Il est 6h05 du matin dans le sud de la France, lundi 5 septembre 2022, quand Romain Lucchesi braque son appareil photo vers le nord-ouest. En séjour dans le Vaucluse, le jeune astrophysicien est également photographe par passion. « Ça faisait un moment que je voulais voir le train de satellites Starlink rapprochés les uns des autres, avant qu’ils ne s’éparpillent », commente le postdoctorant à l’observatoire de Florence. Il a donc planifié son observation après avoir identifié le décollage d’une Falcon 9 depuis cap Canaveral, plus tôt dans la nuit. La fusée de SpaceX emporte 51 Starlink constituant le 59e lot de satellites de communication envoyé dans l’espace par l’entreprise d’Elon Musk.

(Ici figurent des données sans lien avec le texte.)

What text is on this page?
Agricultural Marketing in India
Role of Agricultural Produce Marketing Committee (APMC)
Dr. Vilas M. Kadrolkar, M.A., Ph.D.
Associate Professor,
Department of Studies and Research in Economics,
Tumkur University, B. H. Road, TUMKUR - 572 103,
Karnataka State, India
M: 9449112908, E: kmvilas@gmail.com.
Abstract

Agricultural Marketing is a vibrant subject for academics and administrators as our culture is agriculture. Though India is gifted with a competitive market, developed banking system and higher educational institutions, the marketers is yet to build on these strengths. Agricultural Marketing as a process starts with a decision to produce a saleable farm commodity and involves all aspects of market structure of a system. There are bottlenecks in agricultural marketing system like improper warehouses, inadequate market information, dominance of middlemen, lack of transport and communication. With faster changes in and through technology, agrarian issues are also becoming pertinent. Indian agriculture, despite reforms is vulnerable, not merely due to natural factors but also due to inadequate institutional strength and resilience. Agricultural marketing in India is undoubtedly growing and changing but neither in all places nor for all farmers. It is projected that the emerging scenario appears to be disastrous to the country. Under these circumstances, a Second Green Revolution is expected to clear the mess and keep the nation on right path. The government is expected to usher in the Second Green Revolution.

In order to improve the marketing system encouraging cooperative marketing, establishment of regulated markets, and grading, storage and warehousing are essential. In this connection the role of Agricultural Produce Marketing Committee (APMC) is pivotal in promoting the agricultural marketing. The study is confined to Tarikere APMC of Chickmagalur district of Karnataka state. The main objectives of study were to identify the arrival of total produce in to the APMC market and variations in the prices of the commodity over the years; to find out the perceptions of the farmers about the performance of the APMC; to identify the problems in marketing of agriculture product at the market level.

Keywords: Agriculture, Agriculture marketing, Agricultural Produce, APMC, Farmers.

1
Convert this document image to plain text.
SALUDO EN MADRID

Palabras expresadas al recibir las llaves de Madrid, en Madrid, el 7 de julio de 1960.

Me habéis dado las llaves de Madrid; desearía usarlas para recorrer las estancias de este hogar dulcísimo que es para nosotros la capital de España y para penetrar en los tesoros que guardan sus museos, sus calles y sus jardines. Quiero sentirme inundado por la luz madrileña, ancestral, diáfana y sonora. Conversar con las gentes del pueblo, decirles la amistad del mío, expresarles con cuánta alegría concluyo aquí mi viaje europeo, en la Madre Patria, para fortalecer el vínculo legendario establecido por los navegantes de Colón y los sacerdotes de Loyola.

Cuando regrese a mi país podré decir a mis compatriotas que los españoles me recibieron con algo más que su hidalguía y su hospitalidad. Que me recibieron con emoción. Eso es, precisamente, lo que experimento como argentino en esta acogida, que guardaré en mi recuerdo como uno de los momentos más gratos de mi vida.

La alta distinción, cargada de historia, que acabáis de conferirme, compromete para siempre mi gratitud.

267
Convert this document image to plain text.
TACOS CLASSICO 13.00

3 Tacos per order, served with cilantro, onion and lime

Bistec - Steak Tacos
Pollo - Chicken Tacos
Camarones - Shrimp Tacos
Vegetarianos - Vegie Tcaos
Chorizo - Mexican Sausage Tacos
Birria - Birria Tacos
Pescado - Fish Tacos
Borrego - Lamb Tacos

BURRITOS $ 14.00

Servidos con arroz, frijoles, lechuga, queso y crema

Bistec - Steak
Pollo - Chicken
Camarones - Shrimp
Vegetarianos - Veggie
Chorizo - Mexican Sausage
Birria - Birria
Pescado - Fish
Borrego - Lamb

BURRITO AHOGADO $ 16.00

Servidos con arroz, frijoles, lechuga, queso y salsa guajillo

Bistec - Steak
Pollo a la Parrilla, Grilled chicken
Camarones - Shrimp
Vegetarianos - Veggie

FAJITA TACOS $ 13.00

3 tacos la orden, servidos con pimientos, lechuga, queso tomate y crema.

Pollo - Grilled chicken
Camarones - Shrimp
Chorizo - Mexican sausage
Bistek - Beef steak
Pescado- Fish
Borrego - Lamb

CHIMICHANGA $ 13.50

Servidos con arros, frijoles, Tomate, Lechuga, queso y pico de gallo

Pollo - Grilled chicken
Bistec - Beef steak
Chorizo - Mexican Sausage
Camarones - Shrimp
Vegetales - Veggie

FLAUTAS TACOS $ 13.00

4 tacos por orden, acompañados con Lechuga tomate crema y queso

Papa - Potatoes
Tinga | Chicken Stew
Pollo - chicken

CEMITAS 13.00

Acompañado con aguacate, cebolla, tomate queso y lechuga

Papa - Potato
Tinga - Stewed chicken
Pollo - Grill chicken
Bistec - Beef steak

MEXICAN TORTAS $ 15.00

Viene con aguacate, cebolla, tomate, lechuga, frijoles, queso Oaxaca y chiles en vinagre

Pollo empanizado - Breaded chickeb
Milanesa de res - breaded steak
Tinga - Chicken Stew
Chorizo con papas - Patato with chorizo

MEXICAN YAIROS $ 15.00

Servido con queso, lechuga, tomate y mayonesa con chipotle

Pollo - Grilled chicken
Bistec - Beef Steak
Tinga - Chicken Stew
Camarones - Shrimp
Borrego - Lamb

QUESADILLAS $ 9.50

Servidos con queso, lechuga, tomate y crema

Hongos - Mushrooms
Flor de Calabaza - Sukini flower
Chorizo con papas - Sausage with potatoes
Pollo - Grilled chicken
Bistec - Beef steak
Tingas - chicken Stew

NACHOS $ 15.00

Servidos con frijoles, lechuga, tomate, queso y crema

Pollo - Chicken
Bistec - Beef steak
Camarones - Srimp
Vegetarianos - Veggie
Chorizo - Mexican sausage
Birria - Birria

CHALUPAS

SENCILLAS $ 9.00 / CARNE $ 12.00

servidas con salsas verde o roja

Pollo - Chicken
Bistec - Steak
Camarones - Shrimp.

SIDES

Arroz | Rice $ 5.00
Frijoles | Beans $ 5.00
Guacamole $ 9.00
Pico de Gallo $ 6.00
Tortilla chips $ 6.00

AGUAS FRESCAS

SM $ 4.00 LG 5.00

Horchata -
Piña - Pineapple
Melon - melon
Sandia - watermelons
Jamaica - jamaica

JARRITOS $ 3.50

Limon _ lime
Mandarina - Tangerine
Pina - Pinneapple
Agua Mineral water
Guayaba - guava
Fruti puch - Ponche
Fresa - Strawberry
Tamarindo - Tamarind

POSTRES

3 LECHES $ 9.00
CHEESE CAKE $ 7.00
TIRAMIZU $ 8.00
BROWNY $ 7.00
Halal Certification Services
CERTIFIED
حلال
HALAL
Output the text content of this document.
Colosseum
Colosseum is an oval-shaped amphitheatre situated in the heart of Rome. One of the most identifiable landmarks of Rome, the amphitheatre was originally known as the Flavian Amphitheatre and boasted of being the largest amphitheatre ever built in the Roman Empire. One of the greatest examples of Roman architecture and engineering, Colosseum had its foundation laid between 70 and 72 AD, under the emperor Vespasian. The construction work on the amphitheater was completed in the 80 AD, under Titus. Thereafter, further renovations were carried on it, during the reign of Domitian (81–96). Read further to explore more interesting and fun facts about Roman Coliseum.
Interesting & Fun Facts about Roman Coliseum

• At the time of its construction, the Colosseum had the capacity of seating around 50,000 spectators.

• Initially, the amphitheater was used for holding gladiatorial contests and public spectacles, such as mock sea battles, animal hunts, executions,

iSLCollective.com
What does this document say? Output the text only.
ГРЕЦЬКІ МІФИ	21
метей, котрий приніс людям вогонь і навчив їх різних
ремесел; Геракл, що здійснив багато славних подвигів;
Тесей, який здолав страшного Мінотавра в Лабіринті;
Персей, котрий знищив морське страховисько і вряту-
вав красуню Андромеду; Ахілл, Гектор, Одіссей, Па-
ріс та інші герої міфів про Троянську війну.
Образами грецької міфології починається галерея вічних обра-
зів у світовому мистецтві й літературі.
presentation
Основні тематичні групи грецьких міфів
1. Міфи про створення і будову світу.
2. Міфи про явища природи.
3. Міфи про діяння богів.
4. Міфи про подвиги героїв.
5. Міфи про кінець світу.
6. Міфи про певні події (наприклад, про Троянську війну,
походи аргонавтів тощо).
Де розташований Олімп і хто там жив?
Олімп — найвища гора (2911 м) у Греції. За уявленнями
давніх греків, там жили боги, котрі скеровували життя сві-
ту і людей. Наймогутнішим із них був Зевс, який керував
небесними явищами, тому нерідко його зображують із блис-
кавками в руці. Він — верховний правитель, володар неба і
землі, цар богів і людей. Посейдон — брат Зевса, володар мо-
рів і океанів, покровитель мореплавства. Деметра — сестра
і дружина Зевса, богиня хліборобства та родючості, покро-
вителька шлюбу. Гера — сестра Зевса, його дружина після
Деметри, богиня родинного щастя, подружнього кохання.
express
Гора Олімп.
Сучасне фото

Deux heures et une orbite et demi plus tard, les Starlink sont déployés à quelque 340 km d’altitude (destination finale : 540 km). À peine mis sur orbite, ils sont visibles sur la vidéo sous la forme d’une petite trainée lumineuse proche de l’étage de fusée. De part et d’autre de ce petit trait lumineux, dont la magnitude atteint 2,4 à son maximum d’éclat, quelques points s'allument et s'éteignent. Ils sont produits par des débris tournant sur eux-mêmes.
Avec panaches
« Les panaches de gaz, en revanche, ont été une surprise », raconte Romain Lucchesi. Par coïncidence, l’astrophotographe a assisté à plusieurs manœuvres de la fusée. Visible dès le début de la vidéo, un nuage de gaz de la forme d’un bulbe indique que le second étage a tout juste allumé son moteur pour freiner, afin de se désorbiter puis rentrer se consumer dans l’atmosphère. Puis, un panache en forme de papillon se dessine jusqu’à la minute 0:31. À ce stade, sont vidés de façon symétrique des petits réservoirs d’hélium, appelé COPVs, dont le rôle est de maintenir le carburant de Falcon 9 sous pression. « On voit bien l’impulsion puissante faire une vague qui se termine rapidement », observe Gauthier Jourdain, consultant en architecture de systèmes complexes.
À partir de la minute 0:47, un nouveau nuage de gaz apparaît. Il correspond à la purge des deux réservoirs (oxygène et kérosène) dans l’espace. Une spirale se forme : le corps de la fusée se met à tourner sur lui-même. « C’est un effet collatéral dû au fait qu’il ne soit plus sous contrôle », ajoute l’ancien ingénieur aérospatial. Cette phase se poursuit jusqu’à la fin de la vidéo, tandis que la fusée passe devant la constellation d’Orion, direction sud-est (approx. à la minute 2:50).
Dégazer avant de brûler
En la vidant de tout fluide résiduel, SpaceX diminue les risques d’éparpillement des fragments produits pendant la rentrée dans l’atmosphère. Chauffé, le gaz peut provoquer des explosions, projetant ces débris hors de la zone de retombée définie comme étant sûre.
Au 8 septembre 2022, 3259 satellites Starlinks ont été envoyés en trois ans ; 2991 sont encore en orbite et 2956 en état de fonctionner. Pendant juillet et août seuls, dix nouvelles grappes de Starlinks ont décollé. Avant que SpaceX n’en lance le premier exemplaire, on comptait moins de 4700 satellites, actifs ou défunts, en orbite autour de la Terre.